时烨道:“你那不做人事的爹,死了就死了吧,能活到今日也是他走了运,至于你和你娘,你们如何蹦跶都与本宫无关,但若是你们蹦达到他跟前……”

说着,时烨倏地往前走了两步。

温良眼睁睁看着那双黑色的靴子走到他眼前。

紧接着,时烨蹲下身来,那张极为好看的脸被巷子里的火光笼上一层浅浅的暖色。

尽管时烨的眼神宛若一片冰湖,可是他那张好看的脸仿佛有着某种魔力一般,总是会让人不自觉的沉迷。

时烨伸出手,扯住了温良的衣领,他手上使劲,将温良往上提,顺便拉近了两人之间的距离。

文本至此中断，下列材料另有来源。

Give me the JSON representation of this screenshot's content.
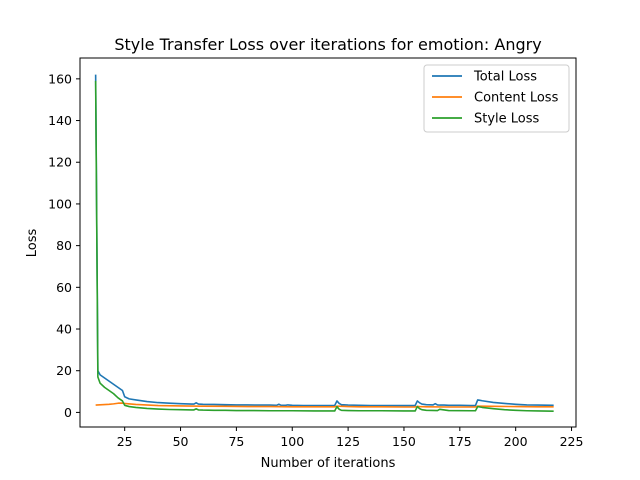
{
  "chart_data": {
    "type": "line",
    "title": "Style Transfer Loss over iterations for emotion: Angry",
    "xlabel": "Number of iterations",
    "ylabel": "Loss",
    "xlim": [
      5,
      227
    ],
    "ylim": [
      -7,
      170
    ],
    "xticks": [
      25,
      50,
      75,
      100,
      125,
      150,
      175,
      200,
      225
    ],
    "yticks": [
      0,
      20,
      40,
      60,
      80,
      100,
      120,
      140,
      160
    ],
    "grid": false,
    "legend_position": "top-right",
    "series": [
      {
        "name": "Total Loss",
        "color": "#1f77b4",
        "x": [
          12,
          13,
          14,
          16,
          18,
          20,
          22,
          24,
          25,
          27,
          30,
          35,
          40,
          45,
          50,
          55,
          56,
          57,
          58,
          60,
          65,
          70,
          75,
          80,
          85,
          90,
          93,
          94,
          95,
          97,
          98,
          100,
          105,
          110,
          115,
          119,
          120,
          121,
          122,
          125,
          130,
          135,
          140,
          145,
          150,
          155,
          156,
          157,
          158,
          160,
          163,
          164,
          165,
          166,
          168,
          170,
          175,
          180,
          182,
          183,
          184,
          185,
          190,
          195,
          200,
          205,
          210,
          217
        ],
        "y": [
          162,
          20,
          18,
          16.5,
          15,
          13.5,
          12,
          10.5,
          7.5,
          6.5,
          6,
          5.2,
          4.7,
          4.4,
          4.2,
          4.0,
          4.0,
          4.6,
          4.0,
          3.9,
          3.8,
          3.7,
          3.6,
          3.6,
          3.5,
          3.5,
          3.4,
          3.9,
          3.4,
          3.4,
          3.6,
          3.4,
          3.3,
          3.3,
          3.3,
          3.3,
          5.5,
          4.3,
          3.7,
          3.5,
          3.4,
          3.3,
          3.3,
          3.3,
          3.3,
          3.3,
          5.5,
          4.6,
          4.0,
          3.7,
          3.6,
          4.2,
          3.6,
          3.5,
          3.5,
          3.4,
          3.4,
          3.3,
          3.3,
          6.0,
          5.8,
          5.6,
          4.8,
          4.3,
          3.9,
          3.6,
          3.5,
          3.4
        ]
      },
      {
        "name": "Content Loss",
        "color": "#ff7f0e",
        "x": [
          12,
          15,
          18,
          20,
          22,
          24,
          25,
          30,
          40,
          50,
          60,
          70,
          80,
          90,
          100,
          110,
          119,
          120,
          121,
          125,
          130,
          140,
          150,
          155,
          156,
          157,
          160,
          170,
          180,
          182,
          183,
          184,
          190,
          200,
          210,
          217
        ],
        "y": [
          3.5,
          3.7,
          3.9,
          4.1,
          4.4,
          4.5,
          4.3,
          3.8,
          3.3,
          3.1,
          3.0,
          2.9,
          2.8,
          2.8,
          2.7,
          2.7,
          2.7,
          3.0,
          3.0,
          2.8,
          2.7,
          2.7,
          2.6,
          2.6,
          2.9,
          2.8,
          2.7,
          2.6,
          2.6,
          2.6,
          3.0,
          3.0,
          2.9,
          2.8,
          2.7,
          2.7
        ]
      },
      {
        "name": "Style Loss",
        "color": "#2ca02c",
        "x": [
          12,
          13,
          14,
          16,
          18,
          20,
          22,
          24,
          25,
          27,
          30,
          35,
          40,
          45,
          50,
          55,
          56,
          57,
          58,
          60,
          65,
          70,
          75,
          80,
          90,
          95,
          100,
          110,
          119,
          120,
          121,
          122,
          125,
          130,
          140,
          150,
          155,
          156,
          157,
          158,
          160,
          165,
          166,
          170,
          180,
          182,
          183,
          184,
          185,
          190,
          195,
          200,
          205,
          210,
          217
        ],
        "y": [
          159,
          17,
          14,
          12,
          10.5,
          9,
          7,
          5.5,
          3.4,
          2.8,
          2.4,
          1.9,
          1.6,
          1.4,
          1.3,
          1.2,
          1.2,
          1.7,
          1.2,
          1.1,
          1.0,
          1.0,
          0.9,
          0.9,
          0.8,
          0.8,
          0.8,
          0.7,
          0.7,
          2.8,
          1.5,
          1.0,
          0.9,
          0.8,
          0.8,
          0.7,
          0.7,
          2.8,
          1.8,
          1.3,
          1.0,
          0.9,
          1.5,
          0.9,
          0.8,
          0.8,
          2.8,
          2.6,
          2.4,
          1.8,
          1.3,
          1.0,
          0.8,
          0.7,
          0.6
        ]
      }
    ]
  }
}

“本宫。”时烨冷声道,“有的是法子让你们去陪你那个短命爹。”

温良脸色煞白,一双桃花眼瞪得溜圆,他的瞳孔在剧烈地收缩着。

他想说话,可是他的喉管里仿佛被什么东西卡住了,他在这一刻发不出任何声音,只有恐惧悄无声息地爬上了他整张脸。

他后悔了。

他不该来找温池。

可他之前做梦都没想到,在如今的节骨眼上,太子殿下竟然会亲自接温池回宫,他知道太子殿下宠爱温池,却没想到会宠到如此地步……

就在温良惊吓之余,时烨蓦然松开了他的衣领。

随后,时烨起身,漫不经心地看了眼温良,转身向中间那辆马车走去。

温良四肢都是僵硬的,他已经不知道该如何是好,只有无助又狼狈地被两个车祸压在地上。

直至时烨上了马车,车夫才彻底松开了他。

方才踹过他的那个车夫似乎觉得晦气,恶狠狠地往地上唾了一口,抬手又想揍温良。

温良被这一幕吓得大惊失色,赶忙用双手捂住自己的脑袋,匍匐在地上瑟瑟发抖。

庆幸的是,最后那个车夫还是被另外两个车夫拉开了。

然而临走前,那个车夫还是感到意难平,表情狰狞地指着温良怒骂道:“你想死别带上我们,呵,你爹一个前礼部侍郎也好意思拿出来说,我要是你,我早就找个地缝钻进去了,哪儿来的混小子,真有脸拿自个儿当根葱,我呸!”

温良一动不动地抱着脑袋,他仿佛听不见那个车夫的怒骂声。

可是在一片黑暗中,他能感觉到自己的泪水又在源源不断地溢出眼眶。

等到三个车夫的脚步声走远,他才小心翼翼地从被窝间抬起头,正好看见三辆马车从他面前驶过。

马车走远,扬起一地的尘土。

那些尘土落在温良的脸上和身上,犹如前几日漫天的雪花,簌簌往下掉,传来的却是一股呛人又难闻的味道。

温良浑身疼痛难忍,在地上坐了一会儿,才试图从地上爬起来。

但很快,他猛然意识到什么,赶紧伸手摸了摸领口——并没有摸到他之前藏在领口里的发簪。

温良脸色骤变,这下也顾不得身上的疼痛,手忙脚乱地在身上摸索了几遍,却仍旧没有摸到那只发簪。

温良满地寻找,还是一无所获。

他又恐惧又焦急,懊恼地拍了拍自己的脸,因为他迫使自己冷静下来仔细想了想,越想下去,他的脸色越发难看。